No Culture is Perfect
Let us begin by recalling one of the many definitions of culture; it is described as an interdependent complex of cognitions, codes, representations, rules, values, aspirations, religious beliefs, myths... which appear in all daily behaviour, from the manner of dressing to the way of exercising authority or organizing religious rites.
A culture totally permeates the lives of it's members, conditioning the judgments and attitudes of each individual much more profoundly than can be observed at the conscious level. One's identity is forged within a culture, and it is only by starting from this identification that it is possible to open to other cultures later on, to understand them and enrich them by what one can contribute.

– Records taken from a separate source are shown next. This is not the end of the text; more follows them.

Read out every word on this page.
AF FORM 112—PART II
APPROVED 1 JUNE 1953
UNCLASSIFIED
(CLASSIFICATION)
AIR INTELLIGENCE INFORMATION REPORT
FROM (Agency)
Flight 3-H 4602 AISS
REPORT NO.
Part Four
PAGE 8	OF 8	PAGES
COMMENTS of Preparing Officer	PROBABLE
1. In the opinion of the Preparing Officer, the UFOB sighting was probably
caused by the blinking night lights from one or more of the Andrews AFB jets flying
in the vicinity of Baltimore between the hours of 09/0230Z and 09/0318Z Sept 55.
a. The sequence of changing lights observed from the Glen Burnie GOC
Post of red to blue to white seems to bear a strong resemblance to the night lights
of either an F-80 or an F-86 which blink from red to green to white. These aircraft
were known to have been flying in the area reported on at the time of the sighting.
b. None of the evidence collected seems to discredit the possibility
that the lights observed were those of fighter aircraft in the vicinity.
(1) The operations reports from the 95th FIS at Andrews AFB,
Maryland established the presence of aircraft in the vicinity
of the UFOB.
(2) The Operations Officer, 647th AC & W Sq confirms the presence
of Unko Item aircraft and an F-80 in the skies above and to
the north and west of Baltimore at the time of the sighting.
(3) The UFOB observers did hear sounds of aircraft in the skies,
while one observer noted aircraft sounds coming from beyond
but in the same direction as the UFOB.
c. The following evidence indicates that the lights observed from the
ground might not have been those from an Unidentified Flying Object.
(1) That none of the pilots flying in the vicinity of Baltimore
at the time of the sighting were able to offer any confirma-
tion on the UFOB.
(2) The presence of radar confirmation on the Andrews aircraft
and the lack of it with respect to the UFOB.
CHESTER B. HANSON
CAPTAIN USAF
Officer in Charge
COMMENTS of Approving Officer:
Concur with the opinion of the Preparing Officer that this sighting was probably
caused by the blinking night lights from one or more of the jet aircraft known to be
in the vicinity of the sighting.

Each culture has its values and its limitations. It is the result of experience, matured by certain conditioning and certain concrete necessities, to which it gives a reply that is not always the best of those available. This is the basis for knowing how to relativize one's own culture and that of others ~ understanding of course, that relativize does not mean devaluing or despising them, but seeing them in their right dimensions, which is an essential requisite for all cross-cultural dialogue or being together.
Since adopting the Declaration of Human Rights (December 10th 1948), the principle that "we are equal" is accepted, at least in theory, as a deeply human and Christian principle. Nevertheless, in order to avoid false interpretations, it has to be completed as follows: we are all equal in dignity and rights, but we are all distinct in character, history, culture and many other elements which make each person unique and unrepeatable. To ignore differences in the name of an equality that makes everything uniform is a way of doing violence to persons and groups.
Cultures are not static realities, closed in on themselves, but are in constant change and evolution ~ both through their own internal dynamics and through contact with others. The cultural identity of an individual or social group is not an immutable essence, but goes on building itself all through life and through history. It's possible, at the same time to cross the gap into another culture, "inculturating" oneself in it ~ adopting it through a process of identification which however, can never blot out the radical identity with one's own culture. One starts from one's own identity, but goes along picking up new content and values through a relationship of dialogue and inter-dependence.